All new modern boilers are room sealed. If you still have an older (open-flued) type boiler and your property has air supply vents through the walls, the first piece of advice is to look at a modern replacement. You will soon begin to save money monthly. Your boiler should have been sized correctly for the property, which will be the case for most - but over time, many of the UK's houses have had extensions and alterations to maximize the space available, so maybe it's worth looking at the boiler output again and checking you have a suitably sized boiler for the property.

Boiler Servicing, safety, and efficiency.

Frequent servicing of your boiler will help to maintain safe operation. It's generally known in the industry that a yearly service can help to maintain the efficiency of your boiler and save money on costly repairs or premature replacement. Most manufacturers supply a good length of warranty on replacement boilers, and for this to be honoured, evidence of yearly servicing will be required.

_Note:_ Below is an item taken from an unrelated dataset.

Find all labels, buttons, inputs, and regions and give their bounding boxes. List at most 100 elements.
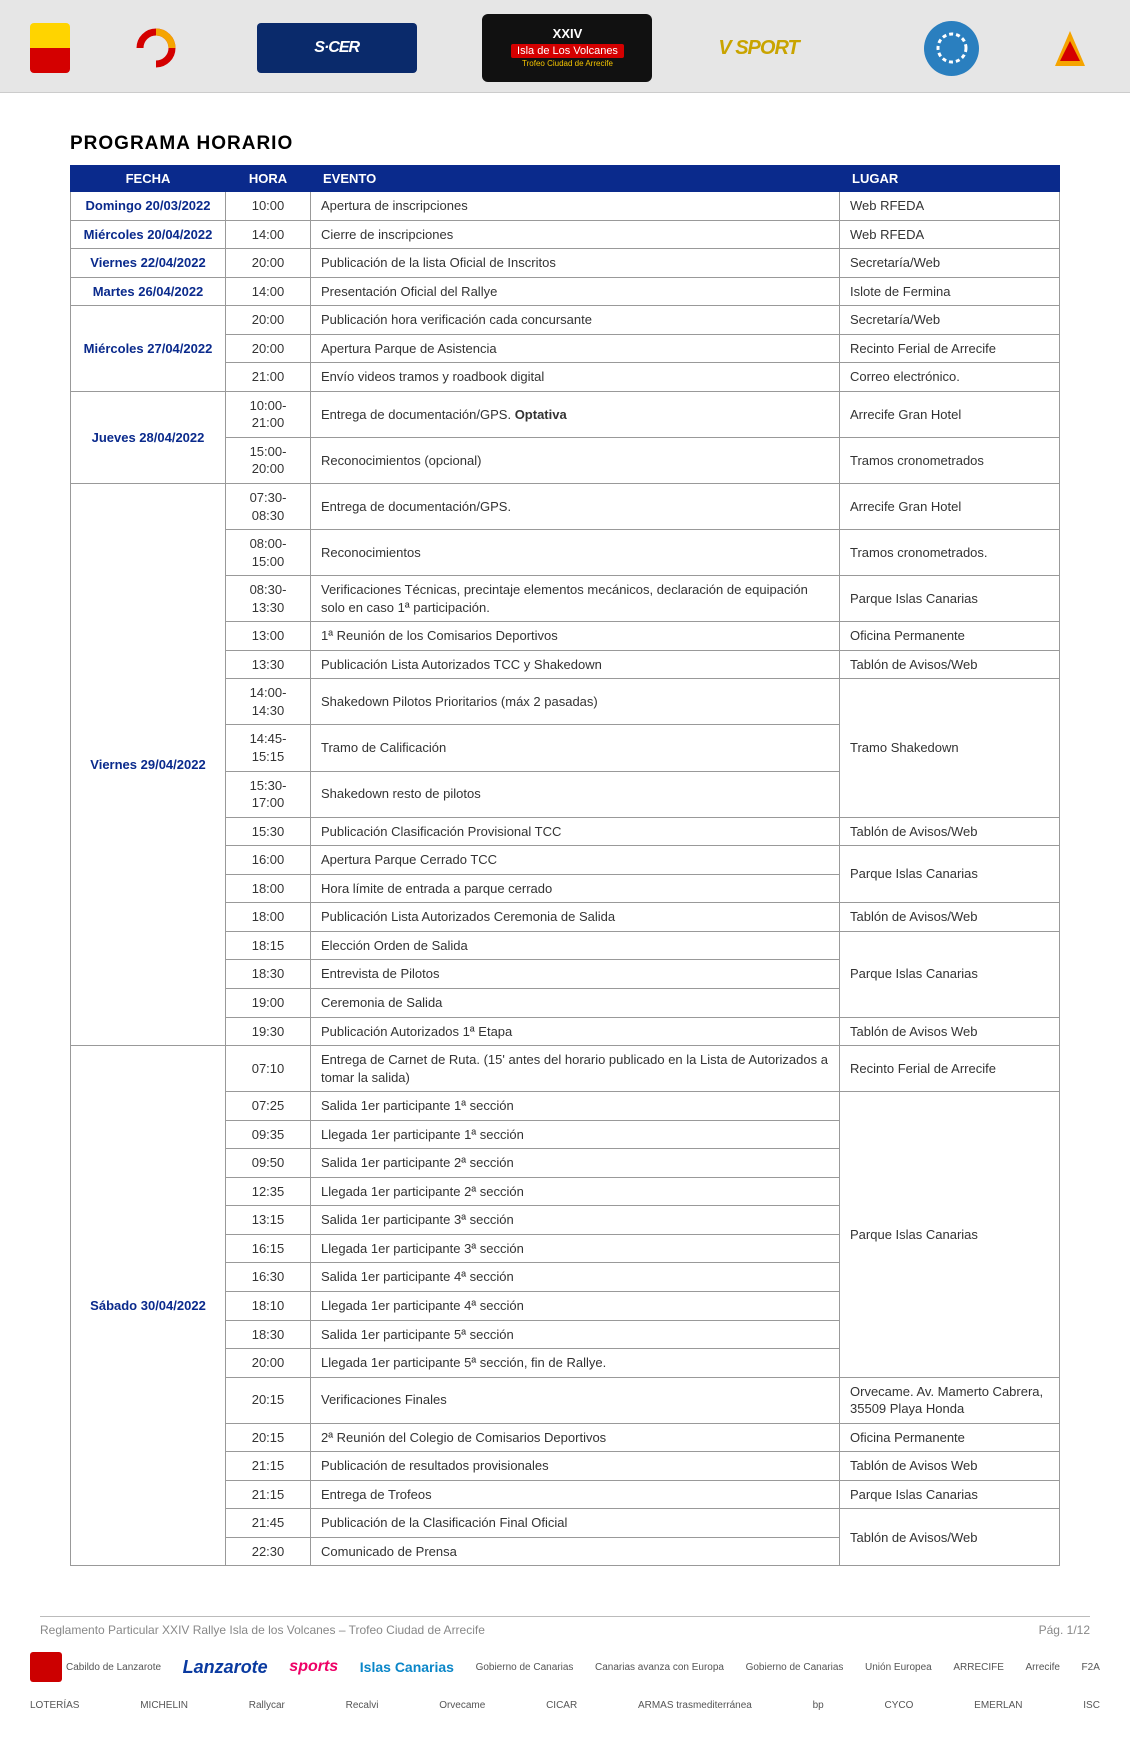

Radiators and Underfloor heating - Heat emitters.

Radiators are a big topic, but generally, with modern boilers, the higher output the radiator has, the less heat is required to flow through it to heat the room, and this saves you money as the boiler does not have to work as hard. If you are considering replacing radiators in any part of your property, have a heat loss calculation. It's fairly simple to do - there's also plenty of help online and some free calculators that might help the keen DIY'ers.

For existing radiators or UFH (under-floor heating systems), you should ensure they are working well - no cold spots or air in the system. If you do have cold spots, there are ways for the professionals to help, mainly with heating system power flushing, which uses chemicals and higher flow equipment to clean out the heat emitters one by one. This process generally costs between £200-£600 depending on the size of the property and the level of corrosion/blockages in the system.

Another good idea is to reduce the temperature on the radiator's thermostatic valves in rooms that are not being used or do not require as much heat.

Insulating your property.

And finally, generally, the highest cost improvement is how well your house is insulated. From closing doors and windows during the coldest months to the insulation in your walls, floors, and ceilings. Simply put, the less heat you allow out, the less heat your boiler will need to supply.

It's worth ensuring you have no air leaks around doors, windows, or anywhere else. In most Shropshire properties, the most cost-effective insulation is in your loft space. Easy to check and relatively cheap to add more if required - most DIY shops sell it on the roll. Modern windows and doors will be a big benefit but can become costly.

A quick Google search will provide plenty of information on methods of insulating walls effectively. Most houses have cavity wall insulation, but if not, then it's worth investigating as it's generally quick and relatively cheap, depending on the method. If you're having major renovation carried out then it's possible to add insulation internally or externally to walls and under your floors but again this will be a costly improvement and you may need approval from your local council or building authority before commencing this work. It's worth discussing with your builder before starting the project.